The results show that XTANDI (enzalutamide) plus androgen deprivation therapy (ADT) met the primary endpoint by significantly reducing the risk of radiographic progression or death by 61% versus ADT alone (n=1,150; HR=0.39 [95% CI: 0.30-0.50]; p<0.0001). These data will be presented in an oral session at the 2019 Genitourinary Cancers Symposium in San Francisco.
“The ARCHES trial demonstrated that XTANDI plus standard hormonal therapy delayed disease progression, and if approved, has the potential to be an important treatment option for men with prostate cancer that has spread but has not yet become hormone resistant,” said Andrew Armstrong, M.D., Professor of Medicine, Surgery, Pharmacology and Cancer Biology, and Director of Research in the Duke Cancer Institute’s Center for Prostate and Urologic Cancers.
Median time to a radiographic progression-free survival (rPFS) event was not reached in the XTANDI plus ADT arm, while median time to an rPFS event in the ADT alone arm was 19.4 months. Significant improvements in rPFS were also observed in all prespecified subgroups including disease volume, pattern of disease localization at baseline, geographic region, and prior docetaxel use (HRs=0.24-0.53).
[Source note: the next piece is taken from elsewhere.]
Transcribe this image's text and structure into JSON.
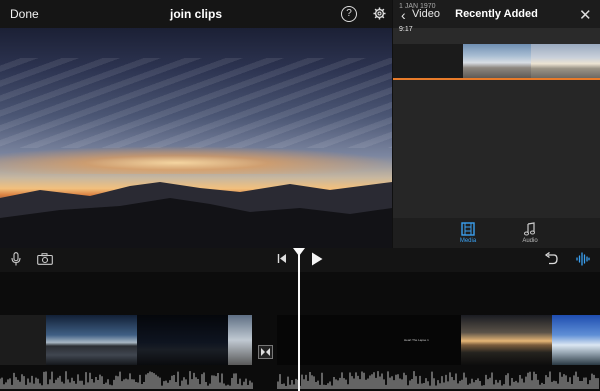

Secondary endpoints reported in the abstract showed that XTANDI plus ADT reduced the risk of PSA progression (HR=0.19 [95% CI: 0.13-0.26]; p<0.0001) and reduced the risk of starting a new antineoplastic therapy (HR=0.28 [95% CI: 0.20-0.40]; p<0.0001) compared to ADT alone. Undetectable PSA and objective response rates were also higher in men treated with XTANDI plus ADT versus ADT alone (68.1% versus 17.6%; p<0.0001 and 83.1% versus 63.7%; p<0.0001, respectively). Treatment with XTANDI plus ADT did not significantly reduce the risk of deterioration in urinary symptoms compared to ADT alone. At the time of the analysis, overall survival (OS) data were not mature.
Adverse events (AEs) in the ARCHES clinical trial were generally consistent with those reported in enzalutamide clinical trials in patients with castration-resistant prostate cancer (CRPC). Grade 3 or 4 AEs were reported in 23.6 percent of men receiving XTANDI plus ADT versus 24.7 percent of men receiving ADT alone. Common AEs (occurring in at least 5 percent of patients) that were reported more often in patients treated with XTANDI plus ADT versus those treated with ADT alone included hot flush, fatigue, arthralgia, hypertension, nausea, musculoskeletal pain, diarrhea, asthenia and dizziness.
Based on the ARCHES results, the companies intend to discuss these data with global health authorities to potentially support a new indication for XTANDI in men with mHSPC. XTANDI is currently approved in the U.S. and Japan for the treatment of CRPC and in the EU for the treatment of metastatic and high-risk non-metastatic CRPC.
Seven additional abstracts evaluating XTANDI will also be presented at the 2019 Genitourinary Cancers Symposium.